The Washington, D.C.-based center cited incidents during the May 8 primary when churches displayed messages on their marquees backing the constitutional amendment defining marriage as between one man and one woman.
"Churches are an unconstitutionally hostile environment for nonreligious voters," Burgess wrote.
Gary Barlett, director of the State Board of Elections, disagrees. Often, he said, a church is the only building in a community that is both large enough to accommodate a polling place and is compliant with the Americans with Disabilities Act.
"It's a local choice. The local boards of elections are the one's that make the determination," Bartlett said.
Some local boards avoid public schools to avoid interrupting classes, for example.
As for churches, he said, the issue surrounding this year's constitutional referendum are unique, Bartlett said. And unless the signs in question were "express advocacy" -- using the words "vote for" or "vote against" for example -- even churches that are polling places have freedom of speech rights.

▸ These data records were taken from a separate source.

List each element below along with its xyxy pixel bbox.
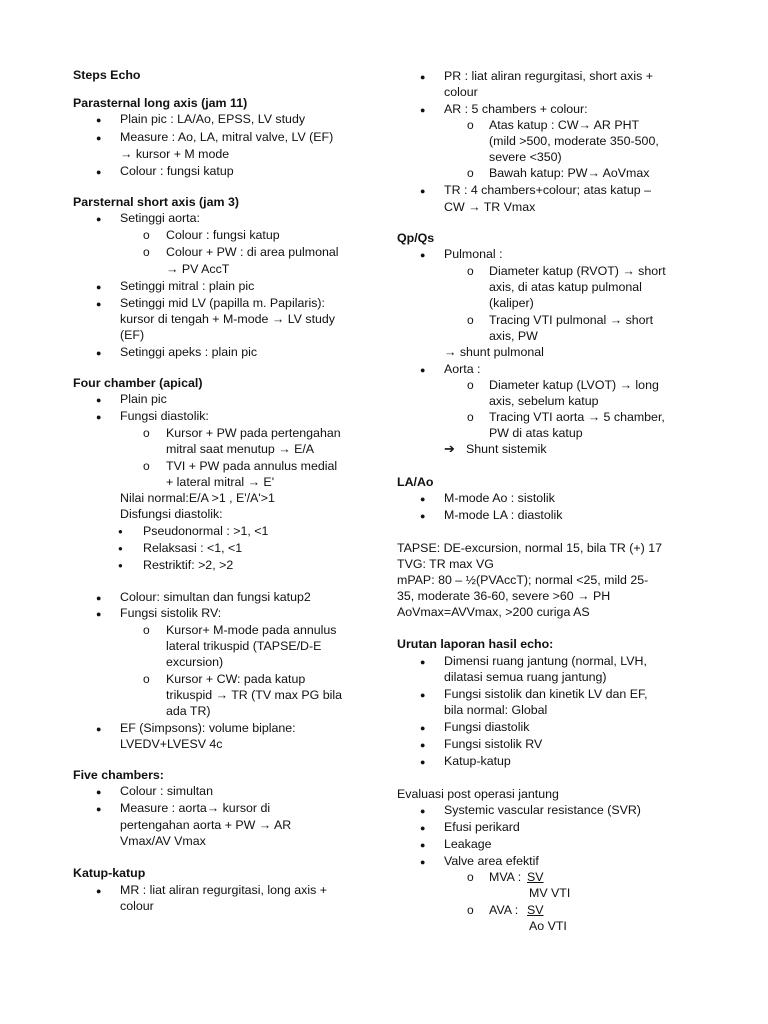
bullet: ● — [420, 723, 426, 733]
bullet: o — [467, 166, 474, 180]
bullet: ● — [420, 840, 426, 850]
bullet: ● — [420, 690, 426, 700]
sub-item: Diameter katup (LVOT) → long — [489, 378, 659, 392]
bullet: ● — [96, 348, 102, 358]
sub-item: Tracing VTI aorta → 5 chamber, — [489, 410, 665, 424]
bullet: o — [467, 313, 474, 327]
list-item-cont: kursor di tengah + M-mode → LV study — [120, 312, 335, 326]
sub-item-cont: PW di atas katup — [489, 426, 583, 440]
sub-item-cont: axis, sebelum katup — [489, 394, 599, 408]
fraction-numerator: SV — [527, 903, 544, 917]
list-item: Fungsi diastolik — [444, 720, 530, 734]
sub-item-cont: excursion) — [166, 655, 224, 669]
paragraph-line: TVG: TR max VG — [397, 557, 494, 571]
list-item: AR : 5 chambers + colour: — [444, 102, 588, 116]
four-chamber-heading: Four chamber (apical) — [73, 376, 203, 390]
bullet: ● — [420, 511, 426, 521]
sub-item: Colour : fungsi katup — [166, 228, 280, 242]
list-item: Leakage — [444, 837, 492, 851]
list-item: Setinggi aorta: — [120, 211, 200, 225]
list-item: Colour: simultan dan fungsi katup2 — [120, 590, 311, 604]
post-op-heading: Evaluasi post operasi jantung — [397, 787, 559, 801]
sub-item: Diameter katup (RVOT) → short — [489, 264, 666, 278]
laao-heading: LA/Ao — [397, 475, 434, 489]
sub-item-cont: + lateral mitral → E' — [166, 475, 275, 489]
bullet: ● — [96, 395, 102, 405]
sub-item-cont: axis, PW — [489, 329, 538, 343]
list-item-cont: → kursor + M mode — [120, 147, 230, 161]
list-item: Fungsi sistolik dan kinetik LV dan EF, — [444, 687, 648, 701]
list-item: Fungsi sistolik RV: — [120, 606, 222, 620]
bullet: o — [467, 870, 474, 884]
list-item-cont: colour — [444, 85, 478, 99]
bullet: ● — [96, 167, 102, 177]
list-item: Systemic vascular resistance (SVR) — [444, 803, 641, 817]
list-item: Setinggi mitral : plain pic — [120, 279, 255, 293]
sub-item: Bawah katup: PW→ AoVmax — [489, 166, 650, 180]
list-item: Setinggi apeks : plain pic — [120, 345, 258, 359]
list-item: TR : 4 chambers+colour; atas katup – — [444, 183, 651, 197]
sub-item-cont: (kaliper) — [489, 296, 534, 310]
list-item: Setinggi mid LV (papilla m. Papilaris): — [120, 296, 325, 310]
bullet: ● — [96, 609, 102, 619]
list-item: Measure : aorta→ kursor di — [120, 801, 271, 815]
bullet: ● — [118, 527, 123, 536]
list-item: Valve area efektif — [444, 854, 539, 868]
mva-label: MVA : — [489, 870, 522, 884]
list-item: EF (Simpsons): volume biplane: — [120, 721, 296, 735]
sub-item: Pseudonormal : >1, <1 — [143, 524, 269, 538]
list-item: Dimensi ruang jantung (normal, LVH, — [444, 654, 647, 668]
sub-item: Relaksasi : <1, <1 — [143, 541, 243, 555]
sub-item-cont: trikuspid → TR (TV max PG bila — [166, 688, 343, 702]
bullet: ● — [420, 365, 426, 375]
fraction-numerator: SV — [527, 870, 544, 884]
urutan-heading: Urutan laporan hasil echo: — [397, 637, 554, 651]
bullet: o — [467, 264, 474, 278]
bullet: ● — [96, 724, 102, 734]
list-item: PR : liat aliran regurgitasi, short axis + — [444, 69, 654, 83]
bullet: o — [143, 245, 150, 259]
bullet: o — [467, 410, 474, 424]
list-item: Aorta : — [444, 362, 481, 376]
list-item: Colour : fungsi katup — [120, 164, 234, 178]
katup-heading: Katup-katup — [73, 866, 146, 880]
arrow-icon: ➔ — [444, 441, 455, 456]
fraction-denominator: Ao VTI — [529, 919, 567, 933]
list-item-cont: Vmax/AV Vmax — [120, 834, 206, 848]
list-item-cont: LVEDV+LVESV 4c — [120, 737, 223, 751]
bullet: ● — [118, 561, 123, 570]
normal-values: Nilai normal:E/A >1 , E'/A'>1 — [120, 491, 275, 505]
five-chambers-heading: Five chambers: — [73, 768, 164, 782]
paragraph-line: mPAP: 80 – ½(PVAccT); normal <25, mild 25- — [397, 573, 649, 587]
bullet: ● — [420, 72, 426, 82]
sub-item: Colour + PW : di area pulmonal — [166, 245, 339, 259]
sub-item: Kursor+ M-mode pada annulus — [166, 623, 337, 637]
sub-item-cont: (mild >500, moderate 350-500, — [489, 134, 659, 148]
psax-heading: Parsternal short axis (jam 3) — [73, 195, 239, 209]
sub-item-cont: axis, di atas katup pulmonal — [489, 280, 642, 294]
list-item: Plain pic : LA/Ao, EPSS, LV study — [120, 112, 306, 126]
list-item: Fungsi diastolik: — [120, 409, 209, 423]
sub-item: Kursor + CW: pada katup — [166, 672, 306, 686]
list-item-cont: (EF) — [120, 328, 145, 342]
bullet: ● — [420, 823, 426, 833]
bullet: o — [143, 228, 150, 242]
sub-item: TVI + PW pada annulus medial — [166, 459, 338, 473]
bullet: ● — [420, 757, 426, 767]
bullet: o — [143, 459, 150, 473]
list-item: Efusi perikard — [444, 820, 520, 834]
list-text: Disfungsi diastolik: — [120, 507, 223, 521]
bullet: ● — [420, 657, 426, 667]
list-item: Measure : Ao, LA, mitral valve, LV (EF) — [120, 130, 334, 144]
bullet: ● — [420, 494, 426, 504]
list-text: → shunt pulmonal — [444, 345, 544, 359]
list-text: Shunt sistemik — [466, 442, 547, 456]
list-item: M-mode LA : diastolik — [444, 508, 563, 522]
bullet: o — [143, 623, 150, 637]
list-item-cont: bila normal: Global — [444, 703, 548, 717]
bullet: ● — [118, 544, 123, 553]
bullet: ● — [420, 806, 426, 816]
bullet: ● — [420, 105, 426, 115]
sub-item: Kursor + PW pada pertengahan — [166, 426, 341, 440]
paragraph-line: TAPSE: DE-excursion, normal 15, bila TR (+) 17 — [397, 541, 663, 555]
bullet: ● — [96, 412, 102, 422]
doc-title: Steps Echo — [73, 68, 141, 82]
ava-label: AVA : — [489, 903, 519, 917]
list-item-cont: colour — [120, 899, 154, 913]
sub-item-cont: severe <350) — [489, 150, 562, 164]
list-item-cont: CW → TR Vmax — [444, 200, 536, 214]
bullet: ● — [96, 593, 102, 603]
paragraph-line: AoVmax=AVVmax, >200 curiga AS — [397, 605, 590, 619]
fraction-denominator: MV VTI — [529, 886, 571, 900]
list-item-cont: dilatasi semua ruang jantung) — [444, 670, 607, 684]
plax-heading: Parasternal long axis (jam 11) — [73, 96, 248, 110]
bullet: o — [467, 378, 474, 392]
list-item: Pulmonal : — [444, 247, 503, 261]
bullet: ● — [96, 787, 102, 797]
bullet: ● — [96, 804, 102, 814]
bullet: o — [467, 903, 474, 917]
sub-item: Tracing VTI pulmonal → short — [489, 313, 654, 327]
bullet: ● — [420, 740, 426, 750]
bullet: o — [143, 426, 150, 440]
sub-item-cont: ada TR) — [166, 704, 211, 718]
bullet: ● — [96, 214, 102, 224]
list-item-cont: pertengahan aorta + PW → AR — [120, 818, 292, 832]
bullet: ● — [420, 186, 426, 196]
list-item: Fungsi sistolik RV — [444, 737, 543, 751]
sub-item-cont: lateral trikuspid (TAPSE/D-E — [166, 639, 322, 653]
bullet: o — [143, 672, 150, 686]
bullet: ● — [96, 115, 102, 125]
bullet: ● — [96, 133, 102, 143]
paragraph-line: 35, moderate 36-60, severe >60 → PH — [397, 589, 611, 603]
bullet: ● — [420, 250, 426, 260]
list-item: Colour : simultan — [120, 784, 213, 798]
bullet: o — [467, 118, 474, 132]
list-item: M-mode Ao : sistolik — [444, 491, 555, 505]
list-item: Plain pic — [120, 392, 167, 406]
bullet: ● — [96, 299, 102, 309]
qpqs-heading: Qp/Qs — [397, 231, 435, 245]
bullet: ● — [420, 857, 426, 867]
sub-item-cont: → PV AccT — [166, 262, 230, 276]
list-item: Katup-katup — [444, 754, 511, 768]
list-item: MR : liat aliran regurgitasi, long axis + — [120, 883, 327, 897]
sub-item: Restriktif: >2, >2 — [143, 558, 234, 572]
sub-item: Atas katup : CW→ AR PHT — [489, 118, 640, 132]
bullet: ● — [96, 886, 102, 896]
sub-item-cont: mitral saat menutup → E/A — [166, 442, 315, 456]
bullet: ● — [96, 282, 102, 292]
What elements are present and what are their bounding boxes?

"This is the first time this issue has come up, and unless there is something similar, we're not going to see it again for a long, long while," he said. As for banning churches as polling places, Bartlett said that would be unlikely.
"Not unless people want to think long and hard about having a polling place in someone's home," he said.
"In 2003, 530 churches were used as voting locations, this was 19% of the total number of voting locations. 315 non-public buildings that were not churches were used as voting locations in 2003, this is 12% of the total voting locations. Thus 31% of the precinct voting locations were in non-public buildings.
"Counties in 2003 that had a high number of churches use as polling locations were Mecklenburg (79), Guilford (83), Wake(57), Catawba (21), Forsyth(18), Durham (15), Pitt (15) and Orange(13)."